藤咲の先程のピリついた雰囲気からは幾分解かされたように感じていたが、トラウマの原因になった人が触れたピアノに触るのは、仕事とはいえ藤咲の傷を抉ることになる。
渉太は切り出しにくさを感じながら、勇気を振り絞って聞いてみると「渉太は僕の弾くピアノ聞きたい?」と質問返しをされ、迷わず「聞きたい」と答えた。
これは本心。
音楽会の時は不意の出来事に心の準備ができず、混乱して、その場から逃げ出してしまったけど、聴けるのであれば、藤咲のピアノをもう一度聞きたい。今ならちゃんと聞けるような気がした。それに、藤咲のピアノで歌う律仁さんをみたい……。
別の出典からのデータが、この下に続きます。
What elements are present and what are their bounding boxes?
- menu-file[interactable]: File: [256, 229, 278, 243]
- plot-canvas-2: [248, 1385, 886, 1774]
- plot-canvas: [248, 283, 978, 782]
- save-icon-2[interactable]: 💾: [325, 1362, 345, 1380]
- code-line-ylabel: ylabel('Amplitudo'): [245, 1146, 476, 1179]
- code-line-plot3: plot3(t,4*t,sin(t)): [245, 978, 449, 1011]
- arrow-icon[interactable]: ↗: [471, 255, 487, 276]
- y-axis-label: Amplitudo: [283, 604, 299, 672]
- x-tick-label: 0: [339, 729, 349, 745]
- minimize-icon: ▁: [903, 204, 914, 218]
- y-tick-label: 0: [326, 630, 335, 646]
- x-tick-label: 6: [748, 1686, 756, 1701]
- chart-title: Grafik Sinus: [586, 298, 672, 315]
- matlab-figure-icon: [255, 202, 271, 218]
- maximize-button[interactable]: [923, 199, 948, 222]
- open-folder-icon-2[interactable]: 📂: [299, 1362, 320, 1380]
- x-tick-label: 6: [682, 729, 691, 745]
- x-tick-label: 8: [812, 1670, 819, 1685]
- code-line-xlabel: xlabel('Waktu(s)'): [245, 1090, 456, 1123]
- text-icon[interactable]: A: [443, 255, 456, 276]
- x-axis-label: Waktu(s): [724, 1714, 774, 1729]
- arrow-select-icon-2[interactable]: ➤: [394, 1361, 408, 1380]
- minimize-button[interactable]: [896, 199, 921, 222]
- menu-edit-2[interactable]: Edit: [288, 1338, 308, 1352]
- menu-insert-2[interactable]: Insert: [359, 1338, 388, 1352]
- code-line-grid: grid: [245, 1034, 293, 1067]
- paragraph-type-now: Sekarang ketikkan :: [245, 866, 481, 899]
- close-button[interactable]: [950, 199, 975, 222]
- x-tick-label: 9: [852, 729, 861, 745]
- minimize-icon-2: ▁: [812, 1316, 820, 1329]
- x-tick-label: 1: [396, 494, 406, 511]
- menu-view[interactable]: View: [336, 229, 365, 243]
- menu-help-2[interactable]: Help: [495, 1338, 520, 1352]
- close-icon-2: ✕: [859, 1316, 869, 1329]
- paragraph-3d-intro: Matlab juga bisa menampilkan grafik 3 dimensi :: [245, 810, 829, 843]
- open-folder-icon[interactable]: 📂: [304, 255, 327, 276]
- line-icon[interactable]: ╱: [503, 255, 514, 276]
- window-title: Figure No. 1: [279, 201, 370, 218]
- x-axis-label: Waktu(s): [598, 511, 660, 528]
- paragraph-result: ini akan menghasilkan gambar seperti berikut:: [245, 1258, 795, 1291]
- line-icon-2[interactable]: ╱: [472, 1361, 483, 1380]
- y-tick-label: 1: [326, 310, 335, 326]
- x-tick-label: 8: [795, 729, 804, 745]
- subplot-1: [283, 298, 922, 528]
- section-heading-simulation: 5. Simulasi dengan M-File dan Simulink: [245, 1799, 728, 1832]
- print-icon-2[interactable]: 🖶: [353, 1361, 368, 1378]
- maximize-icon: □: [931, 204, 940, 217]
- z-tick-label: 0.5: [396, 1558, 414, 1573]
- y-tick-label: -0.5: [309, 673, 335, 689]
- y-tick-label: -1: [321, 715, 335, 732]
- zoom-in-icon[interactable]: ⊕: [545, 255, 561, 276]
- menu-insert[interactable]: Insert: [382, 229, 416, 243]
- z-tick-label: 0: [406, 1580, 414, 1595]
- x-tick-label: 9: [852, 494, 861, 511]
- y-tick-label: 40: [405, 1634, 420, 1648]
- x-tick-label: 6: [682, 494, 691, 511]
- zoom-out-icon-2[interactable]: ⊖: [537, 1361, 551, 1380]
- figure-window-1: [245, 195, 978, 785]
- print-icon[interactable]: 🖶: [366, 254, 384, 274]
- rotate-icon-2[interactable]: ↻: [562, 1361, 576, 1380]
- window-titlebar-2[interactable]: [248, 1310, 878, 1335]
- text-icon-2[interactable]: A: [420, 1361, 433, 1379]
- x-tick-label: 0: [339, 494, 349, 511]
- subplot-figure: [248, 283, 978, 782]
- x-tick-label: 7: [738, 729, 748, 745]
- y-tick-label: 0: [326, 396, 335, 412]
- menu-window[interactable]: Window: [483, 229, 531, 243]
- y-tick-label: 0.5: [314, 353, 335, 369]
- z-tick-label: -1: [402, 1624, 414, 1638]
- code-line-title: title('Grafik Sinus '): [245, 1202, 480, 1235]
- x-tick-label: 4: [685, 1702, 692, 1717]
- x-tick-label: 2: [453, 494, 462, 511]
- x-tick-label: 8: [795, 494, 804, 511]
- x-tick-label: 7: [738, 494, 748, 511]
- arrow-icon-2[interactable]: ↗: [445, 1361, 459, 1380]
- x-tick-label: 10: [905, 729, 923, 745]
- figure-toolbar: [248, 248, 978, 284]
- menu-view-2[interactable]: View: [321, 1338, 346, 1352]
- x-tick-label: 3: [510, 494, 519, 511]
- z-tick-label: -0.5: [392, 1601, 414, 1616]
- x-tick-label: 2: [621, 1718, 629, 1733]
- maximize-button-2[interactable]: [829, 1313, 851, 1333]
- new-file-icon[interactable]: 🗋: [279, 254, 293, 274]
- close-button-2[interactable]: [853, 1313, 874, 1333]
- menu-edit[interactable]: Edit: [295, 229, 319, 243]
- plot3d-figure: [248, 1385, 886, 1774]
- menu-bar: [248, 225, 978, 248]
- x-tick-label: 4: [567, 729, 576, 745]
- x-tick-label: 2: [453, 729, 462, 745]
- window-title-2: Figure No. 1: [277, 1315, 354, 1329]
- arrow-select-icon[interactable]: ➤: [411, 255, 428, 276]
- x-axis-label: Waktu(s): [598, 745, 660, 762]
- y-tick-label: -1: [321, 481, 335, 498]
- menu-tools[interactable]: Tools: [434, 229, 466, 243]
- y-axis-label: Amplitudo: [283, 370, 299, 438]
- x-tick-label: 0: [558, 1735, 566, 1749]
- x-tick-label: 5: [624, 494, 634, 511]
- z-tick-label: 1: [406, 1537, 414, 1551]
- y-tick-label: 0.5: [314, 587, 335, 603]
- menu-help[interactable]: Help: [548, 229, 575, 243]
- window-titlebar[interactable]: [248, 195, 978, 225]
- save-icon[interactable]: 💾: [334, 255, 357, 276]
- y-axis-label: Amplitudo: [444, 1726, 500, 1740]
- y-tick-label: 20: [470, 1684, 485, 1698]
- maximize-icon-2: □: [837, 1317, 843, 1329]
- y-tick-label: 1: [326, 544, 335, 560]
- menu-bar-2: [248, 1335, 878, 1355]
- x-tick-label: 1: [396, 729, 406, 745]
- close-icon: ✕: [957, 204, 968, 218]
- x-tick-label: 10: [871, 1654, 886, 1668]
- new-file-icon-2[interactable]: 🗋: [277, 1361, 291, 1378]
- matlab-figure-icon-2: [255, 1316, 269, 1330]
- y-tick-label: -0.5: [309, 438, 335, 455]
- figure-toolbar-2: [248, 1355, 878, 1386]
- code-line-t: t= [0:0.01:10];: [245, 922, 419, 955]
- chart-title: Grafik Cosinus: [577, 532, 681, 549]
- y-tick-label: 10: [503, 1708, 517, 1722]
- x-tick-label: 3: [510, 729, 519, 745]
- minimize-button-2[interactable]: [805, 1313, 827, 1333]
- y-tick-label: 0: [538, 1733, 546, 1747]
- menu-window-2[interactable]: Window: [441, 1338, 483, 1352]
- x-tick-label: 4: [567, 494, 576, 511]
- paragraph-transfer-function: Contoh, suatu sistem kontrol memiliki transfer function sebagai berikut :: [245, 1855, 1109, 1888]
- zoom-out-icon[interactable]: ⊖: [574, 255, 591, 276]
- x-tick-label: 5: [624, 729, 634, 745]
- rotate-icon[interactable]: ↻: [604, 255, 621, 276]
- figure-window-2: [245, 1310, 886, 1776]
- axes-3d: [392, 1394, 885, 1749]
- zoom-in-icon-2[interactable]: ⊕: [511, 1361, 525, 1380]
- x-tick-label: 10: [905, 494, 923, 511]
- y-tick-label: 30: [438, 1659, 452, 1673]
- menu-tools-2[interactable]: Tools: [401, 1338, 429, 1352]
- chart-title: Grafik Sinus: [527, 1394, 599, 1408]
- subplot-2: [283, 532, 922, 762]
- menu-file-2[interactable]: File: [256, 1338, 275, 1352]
すると、藤咲はあっさりと「正直あいつのピアノに触るなんて嫌だけど、渉太のために戻るよ。僕も馬鹿じゃないから」と意志表示をしてくれて安堵した。
そうと決まればゆっくり歩いて戻っている時間などなく、藤咲を先導するように渉太は急ぎ足で会場へと戻った。
走って数歩先を行く渉太に対して、急かしても自分のペースで歩き続ける尚弥に必死に手招きしているのが「渉太、変わらないね。僕の前を歩いて道を広げてくれる」なんて言われては笑われてしまった。
自分は必死だと言うのに、相変わらず藤咲のペースは分からないし読めない。だけど、楽しそうに笑っている藤咲を見て怒る気にはならなかった。
会場が近づくに連れて、微かに響いてくる低音。律が、律仁さんが中で歌ってる……。
裏口から藤咲のパスで中に入り、待っていたマネージャーさんに藤咲を引渡すと藤咲に「尚弥、楽しみにしてるから」と告げては渉太も会場内の関係者席の方へと向かった。